Wie kann es sein, dass dies alles vergessen wird und auf einmal nur Russland als alleiniger und schlimmster Übeltäter dasteht? Die Erklärung ist einfach: Nicht die Wahrheit, sondern die Macht der Mächtigen dominiert die öffentliche Meinung. Wie Claus Kress so treffend sagt: Sanktionen, die als Antwort auf den völkerrechtswidrigen Angriff der USA auf den Irak mehr als gerechtfertigt gewesen wären, wurden nicht ergriffen, weil die USA der “mächtigste Staat der Welt” sind. Es wäre auch niemandem in den Sinn gekommen, über US-Bürgerinnen und US-Bürger Einreiseverbote zu verhängen oder Auftritte von amerikanischen Künstlerinnen und Künstlern auf europäischen Konzert- und Theaterbühnen zu verbieten – während all dies heutzutage im Umgang mit Russinnen und Russen geradezu selbstverständlich ist. Wie sehr das Recht des Stärkeren schon längst an die Stelle allgemeingültiger Menschenrechte getreten ist, zeigte nicht zuletzt Donald Trump in seinem Wahlkampf für die US-Präsidentschaftswahlen 2016, als er prahlte, er könnte jederzeit auf die Strasse gehen und eine x-beliebige Person erschiessen und würde dennoch zum amerikanischen Präsidenten gewählt. Man stelle sich einmal vor, Wladimir Putin würde so etwas sagen! Das Recht des Stärkeren zeigt sich auch darin, wie mit “Kriegsverbrechern” und anderen “Übeltätern” umgegangen wird: Während Milosevic und Karadzic vor dem Internationalen Strafgerichtshof in Den Haag landeten und sowohl Gaddafi wie auch Bin Laden zum Tode verurteilt und hingerichtet wurden, sah sich keiner all jener US-Präsidenten, die für völkerrechtswidrige Angriffskriege, Kriegsverbrechen oder die Anwendung von Foltermethoden verantwortlich waren, jemals mit einer Anklage oder einer Bestrafung konfrontiert, im Gegenteil, alle von ihnen geniessen nach wie vor höchstes Ansehen.
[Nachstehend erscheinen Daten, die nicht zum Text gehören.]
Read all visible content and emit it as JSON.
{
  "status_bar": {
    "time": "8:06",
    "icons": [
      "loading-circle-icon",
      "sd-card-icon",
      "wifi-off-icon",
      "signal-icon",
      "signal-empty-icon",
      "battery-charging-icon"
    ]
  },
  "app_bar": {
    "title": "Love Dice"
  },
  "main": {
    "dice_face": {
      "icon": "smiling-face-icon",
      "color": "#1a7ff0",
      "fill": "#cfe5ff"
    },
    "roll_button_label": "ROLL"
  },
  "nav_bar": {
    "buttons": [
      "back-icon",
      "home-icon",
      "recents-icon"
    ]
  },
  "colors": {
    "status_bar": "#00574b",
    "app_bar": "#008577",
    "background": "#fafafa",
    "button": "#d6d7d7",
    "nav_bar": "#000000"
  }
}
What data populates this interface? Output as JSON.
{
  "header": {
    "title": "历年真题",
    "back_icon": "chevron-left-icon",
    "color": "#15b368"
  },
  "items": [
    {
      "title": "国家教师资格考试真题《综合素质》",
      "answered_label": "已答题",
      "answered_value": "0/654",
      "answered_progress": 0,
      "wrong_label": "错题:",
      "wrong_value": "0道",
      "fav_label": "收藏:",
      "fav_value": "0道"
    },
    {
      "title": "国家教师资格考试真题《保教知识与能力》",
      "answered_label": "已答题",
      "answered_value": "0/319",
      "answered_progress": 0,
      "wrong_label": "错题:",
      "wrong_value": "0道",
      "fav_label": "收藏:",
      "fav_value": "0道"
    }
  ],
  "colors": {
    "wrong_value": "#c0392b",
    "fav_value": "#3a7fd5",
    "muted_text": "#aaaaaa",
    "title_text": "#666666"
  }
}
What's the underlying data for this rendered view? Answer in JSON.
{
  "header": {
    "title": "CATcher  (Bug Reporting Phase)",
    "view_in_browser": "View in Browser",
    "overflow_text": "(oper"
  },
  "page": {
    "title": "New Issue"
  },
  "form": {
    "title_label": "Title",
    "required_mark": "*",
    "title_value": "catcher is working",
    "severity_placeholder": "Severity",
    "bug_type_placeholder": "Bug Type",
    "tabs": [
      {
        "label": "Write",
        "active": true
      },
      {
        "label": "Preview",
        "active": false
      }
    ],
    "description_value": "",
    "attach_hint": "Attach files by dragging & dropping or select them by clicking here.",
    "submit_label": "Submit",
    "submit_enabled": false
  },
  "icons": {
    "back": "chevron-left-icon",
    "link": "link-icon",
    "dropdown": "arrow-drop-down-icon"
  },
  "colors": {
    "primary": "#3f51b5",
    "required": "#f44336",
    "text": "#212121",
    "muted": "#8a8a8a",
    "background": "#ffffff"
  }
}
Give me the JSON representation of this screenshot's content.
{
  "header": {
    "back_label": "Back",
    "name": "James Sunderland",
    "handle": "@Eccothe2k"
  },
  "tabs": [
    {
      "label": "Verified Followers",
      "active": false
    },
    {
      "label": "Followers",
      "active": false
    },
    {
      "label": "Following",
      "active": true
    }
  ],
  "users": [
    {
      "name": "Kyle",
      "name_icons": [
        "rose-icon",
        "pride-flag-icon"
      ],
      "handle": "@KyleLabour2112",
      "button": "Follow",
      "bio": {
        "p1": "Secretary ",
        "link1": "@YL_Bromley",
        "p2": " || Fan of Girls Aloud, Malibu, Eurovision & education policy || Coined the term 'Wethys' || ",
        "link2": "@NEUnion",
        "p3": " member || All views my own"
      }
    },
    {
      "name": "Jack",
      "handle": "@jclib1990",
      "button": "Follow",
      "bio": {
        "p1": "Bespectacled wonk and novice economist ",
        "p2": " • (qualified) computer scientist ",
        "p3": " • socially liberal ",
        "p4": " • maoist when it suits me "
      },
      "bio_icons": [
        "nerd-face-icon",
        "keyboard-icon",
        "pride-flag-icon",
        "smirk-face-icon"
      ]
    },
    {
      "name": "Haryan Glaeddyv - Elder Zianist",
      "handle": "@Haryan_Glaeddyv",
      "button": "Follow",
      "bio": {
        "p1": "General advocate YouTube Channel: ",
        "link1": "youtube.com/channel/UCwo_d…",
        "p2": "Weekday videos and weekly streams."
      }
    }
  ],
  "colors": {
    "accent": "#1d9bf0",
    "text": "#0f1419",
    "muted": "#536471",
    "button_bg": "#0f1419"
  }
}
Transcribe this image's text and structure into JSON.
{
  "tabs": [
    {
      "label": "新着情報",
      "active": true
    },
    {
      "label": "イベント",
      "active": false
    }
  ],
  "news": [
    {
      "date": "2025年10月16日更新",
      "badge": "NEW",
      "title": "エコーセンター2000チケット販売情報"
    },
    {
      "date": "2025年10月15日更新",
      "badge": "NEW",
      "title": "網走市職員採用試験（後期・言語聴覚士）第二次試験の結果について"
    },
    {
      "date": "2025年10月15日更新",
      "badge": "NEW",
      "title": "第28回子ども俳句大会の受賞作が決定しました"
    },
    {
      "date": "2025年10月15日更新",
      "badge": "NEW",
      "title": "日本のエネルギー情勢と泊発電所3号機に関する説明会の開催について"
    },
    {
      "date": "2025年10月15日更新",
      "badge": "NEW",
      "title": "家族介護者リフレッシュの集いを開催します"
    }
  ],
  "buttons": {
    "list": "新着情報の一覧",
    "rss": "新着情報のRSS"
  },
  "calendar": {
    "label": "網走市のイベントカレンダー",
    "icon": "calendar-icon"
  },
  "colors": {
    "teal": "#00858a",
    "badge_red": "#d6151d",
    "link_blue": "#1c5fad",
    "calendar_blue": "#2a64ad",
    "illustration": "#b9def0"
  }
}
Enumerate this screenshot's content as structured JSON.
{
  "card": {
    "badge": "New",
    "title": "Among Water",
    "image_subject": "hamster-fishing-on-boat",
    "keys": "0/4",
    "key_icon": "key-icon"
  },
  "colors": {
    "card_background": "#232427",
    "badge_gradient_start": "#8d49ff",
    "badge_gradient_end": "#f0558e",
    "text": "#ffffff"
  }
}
Damit soll nicht gesagt sein, die russische Invasion in die Ukraine sei nicht deutlich und klar zu verurteilen. Aber man braucht doch nicht deswegen gleich die ganze Geschichte auf den Kopf zu stellen. Wer all die Verbrechen, die im Namen des US-Imperialismus begangen wurden, einfach verleugnet und verschweigt, macht sich die Sache allzu einfach. Auch und gerade in den westlichen, demokratischen Ländern dürfen die Medien auf keinen Fall bloss zu Sprachrohren der Starken und Mächtigen werden. Sie sollten in allererster Linie seriöser Wahrheitsfindung dienen, dem Hinterfragen bestehender Feindbilder, dem Bau von Brücken zwischen unterschiedlichen Meinungen und dürften nie und auf keinen Fall die historischen Zusammenhänge aus den Augen verlieren.